Biz sana kısaca TEMSİLCİ diyorduk;
GAZETE TEMSİLCİSİ..
İl il, ilçe ilçe, ülkemin en tenha yerlerinin habere konu olan tüm sorunlarının
TEMSİLCİSİ..Ama şimdi sen bir süreliğine
Yoksun-Rehinsin-Mahpussun..
Ama şunu bilki TEMSİLCİM
Sen hep;
KALBİMİZDESİN
DUALARIMIZDASIN.. pic.twitter.com/D5va0QWOoG— INGO MEDIA INITIATIVE (@IngoMedia) May 1, 2020
Jetzt hat die Social Media Plattform „Ingo Media Initiative“ ein Video zu den inhaftierten ehemaligen Mitarbeitern der Zaman und der Cihan Haber Ajansı zum Internationalen Tag der Pressefreiheit am 3. Mai veröffentlicht. Darin wird unter anderem darauf aufmerksam gemacht, dass 26 Regionaljournalisten alleine der Zeitung Zaman hinter Gittern sind.
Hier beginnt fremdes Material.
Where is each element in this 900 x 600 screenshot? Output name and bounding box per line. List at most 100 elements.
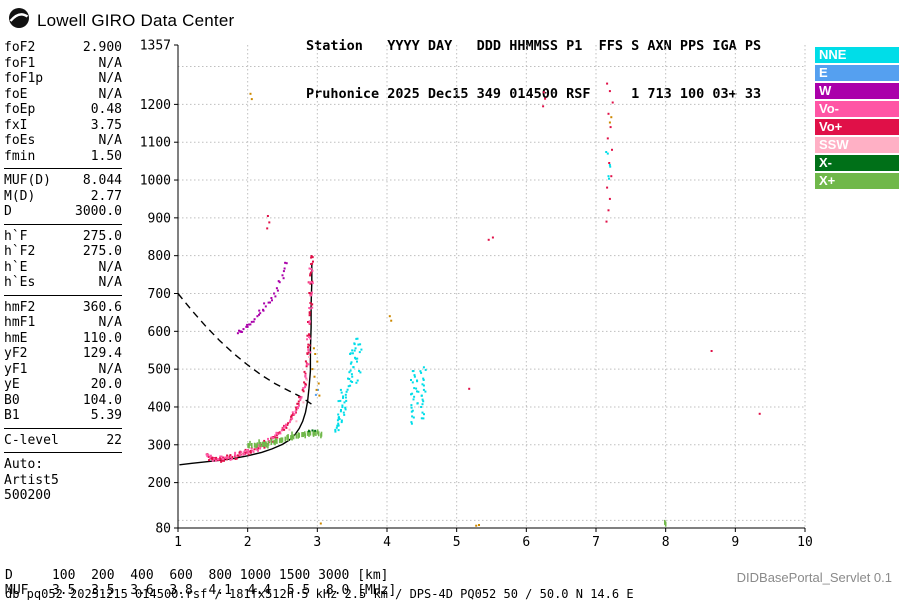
param-label: Auto: [4, 457, 44, 472]
param-label: hmF2 [4, 299, 36, 315]
param-value: 110.0 [82, 330, 122, 346]
param-label: foF2 [4, 40, 36, 55]
param-value: N/A [98, 86, 122, 102]
param-row-foep: foEp 0.48 [4, 102, 122, 118]
x-tick-label: 2 [244, 535, 252, 550]
param-label: fxI [4, 117, 28, 133]
series-w-second-order-trace [236, 261, 288, 335]
param-row-yf1: yF1 N/A [4, 362, 122, 378]
y-tick-label: 1100 [140, 136, 171, 151]
param-label: hmF1 [4, 315, 36, 330]
param-row-fof1p: foF1p N/A [4, 71, 122, 87]
legend-item-e: E [815, 65, 899, 81]
x-tick-label: 3 [313, 535, 321, 550]
x-tick-label: 6 [522, 535, 530, 550]
param-row-hme: hmE 110.0 [4, 331, 122, 347]
param-row-auto: Auto: [4, 457, 122, 473]
param-value: 22 [106, 432, 122, 448]
x-tick-label: 5 [453, 535, 461, 550]
param-label: hmE [4, 330, 28, 346]
x-tick-label: 4 [383, 535, 391, 550]
param-label: h`E [4, 259, 28, 275]
param-value: N/A [98, 55, 122, 71]
param-row-hmf2: hmF2 360.6 [4, 300, 122, 316]
station-value-row: Pruhonice 2025 Dec15 349 014500 RSF 1 71… [306, 86, 762, 102]
param-label: foEp [4, 102, 36, 117]
y-tick-label: 800 [148, 249, 171, 264]
param-value: 3.75 [90, 117, 122, 133]
legend-item-nne: NNE [815, 47, 899, 63]
param-label: MUF(D) [4, 173, 51, 188]
param-label: Artist5 [4, 472, 59, 488]
divider [4, 223, 122, 225]
param-row-hf2: h`F2 275.0 [4, 244, 122, 260]
legend-item-x: X+ [815, 173, 899, 189]
param-label: h`Es [4, 275, 36, 290]
param-value: 0.48 [90, 102, 122, 117]
param-row-foes: foEs N/A [4, 133, 122, 149]
param-value: 20.0 [90, 377, 122, 392]
param-value: 2.900 [82, 40, 122, 55]
param-label: yF1 [4, 361, 28, 377]
legend-item-x: X- [815, 155, 899, 171]
param-label: yF2 [4, 346, 28, 361]
param-row-fof2: foF2 2.900 [4, 40, 122, 56]
param-label: foF1 [4, 55, 36, 71]
lowell-giro-logo-icon [8, 7, 30, 34]
param-row-b1: B1 5.39 [4, 408, 122, 424]
y-tick-label: 700 [148, 287, 171, 302]
param-label: 500200 [4, 488, 51, 503]
param-value: 275.0 [82, 228, 122, 244]
legend-item-w: W [815, 83, 899, 99]
param-row-fxi: fxI 3.75 [4, 118, 122, 134]
series-nne-oblique-echoes [334, 151, 612, 433]
series-e-points [314, 388, 319, 396]
legend-item-vo: Vo+ [815, 119, 899, 135]
param-value: 2.77 [90, 188, 122, 204]
param-row-md: M(D) 2.77 [4, 189, 122, 205]
x-tick-label: 10 [797, 535, 813, 550]
divider [4, 427, 122, 429]
param-label: foEs [4, 133, 36, 148]
param-row-hf: h`F 275.0 [4, 229, 122, 245]
series-amber-scatter [249, 92, 613, 527]
param-row-500200: 500200 [4, 488, 122, 504]
legend-item-vo: Vo- [815, 101, 899, 117]
param-value: 8.044 [82, 173, 122, 188]
series-vo+-sporadic-scatter [266, 82, 761, 415]
param-label: B0 [4, 392, 20, 408]
param-value: N/A [98, 71, 122, 86]
param-value: N/A [98, 133, 122, 148]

Ihre Namen sind:
Mehmet Ariaslan (Amasya), Şükrü Tunçdemir (Antalya), Yusuf İpek (Aydın), Faruk Akgün (Balıkesir), Haydar Tatlı (Bayburt), Ahmet Kuzuoğlu (Bilecik), Emrullah Sarı (Bolu), Nazif Koz (Çanakkale), Öner Erek (Çorum), Adem Yaşar (Çorlu), Beytullah Özdemir (Düzce), Erdal Erçıktı (Ege), Mehmet Özbek (Edirne), M. Şahin Fidan, Ziya Tek (İzmir), Abdülkadir Akyel (Edirne), Recai Özkaynak, Fahri Öztoprak (Erzurum), Mustafa Bektaş (Kocaeli), Necati Bulut (İstanbul), Murat Şimşek (Şanlıurfa), Mevlüt Öztaş (Uşak), Fikret Altıalay (Sakarya), Muhyettin Avcı (Samsun), Sebahattin Gürbüz (Yalova), Abdülhamit Çalış, Mesut Mercan (Afyon) ve Abdullah Özyurt (Adana)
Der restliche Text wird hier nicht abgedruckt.